Questa diversa configurazione del procedimento dipende da una scelta del legislatore, che ben può articolare diversamente l’ordinamento delle singole giurisdizioni, a patto che siano rispettati i principi costituzionali comuni. Indipendentemente dalla natura che la legge attribuisce al procedimento e all’autorità disciplinare, dalla garanzia costituzionale di indipendenza deriva una particolarità di questo procedimento, quando esso riguardi un magistrato, in quanto per quest’ultimo, a differenza di quanto accade per altre categorie di personale pubblico (sentenza n. 182 del 2008), la Costituzione impone che sia assicurata, anche in sede disciplinare, la massima espansione del diritto di difesa.
Le disposizioni impugnate, consentendo al magistrato incolpato di farsi assistere solo da un altro magistrato, limitano irragionevolmente questo diritto. La possibilità di farsi assistere da un magistrato, dismessa la sua «originaria caratterizzazione corporativa», è ancora giustificabile in quanto il magistrato è «ritenuto in possesso dell’idoneità tecnica per assumere una siffatta difesa» (sentenza n. 497 del 2000). Ma il divieto di farsi assistere da un avvocato, che è la figura alla quale l’ordinamento riconosce in primo luogo questa funzione, è manifestamente irragionevole.
In conclusione, l’esigenza di indipendenza impone, già nel procedimento disciplinare, che al magistrato sia riconosciuto il diritto di scegliere il difensore ed esclude la legittimità di disposizioni che lo limitino. Questa esigenza – come notato – prescinde dal dato oggettivo, relativo alla natura dell’organo e del procedimento disciplinare, e dipende dal dato soggettivo, relativo alla titolarità della funzione giurisdizionale.
Di conseguenza, ferma restando la legittimità della previsione che consente ai magistrati amministrativi di farsi assistere nel procedimento disciplinare da un altro magistrato, va dichiarata l’illegittimità della disposizione che impedisce loro di avvalersi, nella stessa sede, dell’opera di un avvocato.
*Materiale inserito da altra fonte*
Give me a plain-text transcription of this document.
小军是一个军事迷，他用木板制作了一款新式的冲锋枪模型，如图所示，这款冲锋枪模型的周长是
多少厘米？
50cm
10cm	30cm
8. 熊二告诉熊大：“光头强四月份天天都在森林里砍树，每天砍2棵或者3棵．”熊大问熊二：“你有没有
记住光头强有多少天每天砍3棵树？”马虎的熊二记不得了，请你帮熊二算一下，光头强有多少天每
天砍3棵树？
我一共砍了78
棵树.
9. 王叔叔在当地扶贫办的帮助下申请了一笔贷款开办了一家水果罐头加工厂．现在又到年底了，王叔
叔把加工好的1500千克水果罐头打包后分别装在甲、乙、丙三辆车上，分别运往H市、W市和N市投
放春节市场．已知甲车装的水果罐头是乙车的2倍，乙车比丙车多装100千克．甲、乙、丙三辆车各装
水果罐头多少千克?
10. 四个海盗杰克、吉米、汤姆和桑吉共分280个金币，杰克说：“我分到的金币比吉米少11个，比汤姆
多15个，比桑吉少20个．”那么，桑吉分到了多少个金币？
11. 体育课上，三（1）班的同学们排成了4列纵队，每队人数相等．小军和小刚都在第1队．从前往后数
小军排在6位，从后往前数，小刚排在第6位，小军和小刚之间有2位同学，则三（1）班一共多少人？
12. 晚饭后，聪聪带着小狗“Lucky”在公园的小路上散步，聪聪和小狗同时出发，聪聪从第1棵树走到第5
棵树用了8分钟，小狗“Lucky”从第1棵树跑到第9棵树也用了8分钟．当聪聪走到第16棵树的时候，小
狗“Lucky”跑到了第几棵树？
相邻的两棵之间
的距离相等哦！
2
4. – Restano assorbite le censure mosse con riferimento agli artt. 3 e 24 Cost.
per questi motivi
LA CORTE COSTITUZIONALE
dichiara l’illegittimità costituzionale degli articoli 34, secondo comma, della legge 27 aprile 1982, n. 186 (Ordinamento della giurisdizione amministrativa e del personale di segreteria ed ausiliario del Consiglio di Stato e dei Tribunali amministrativi regionali) e 10, comma 9, della legge 13 aprile 1988, n. 117 (Risarcimento dei danni cagionati nell’esercizio delle funzioni giudiziarie e responsabilità civile dei magistrati), nella parte in cui escludono che il magistrato amministrativo o contabile, sottoposto a procedimento disciplinare, possa farsi assistere da un avvocato.
Così deciso in Roma, nella sede della Corte costituzionale, Palazzo della Consulta, l'11 marzo 2009.
F.to:
Paolo MADDALENA, Presidente
Sabino CASSESE, Redattore
Giuseppe DI PAOLA, Cancelliere
Depositata in Cancelleria il 27 marzo 2009.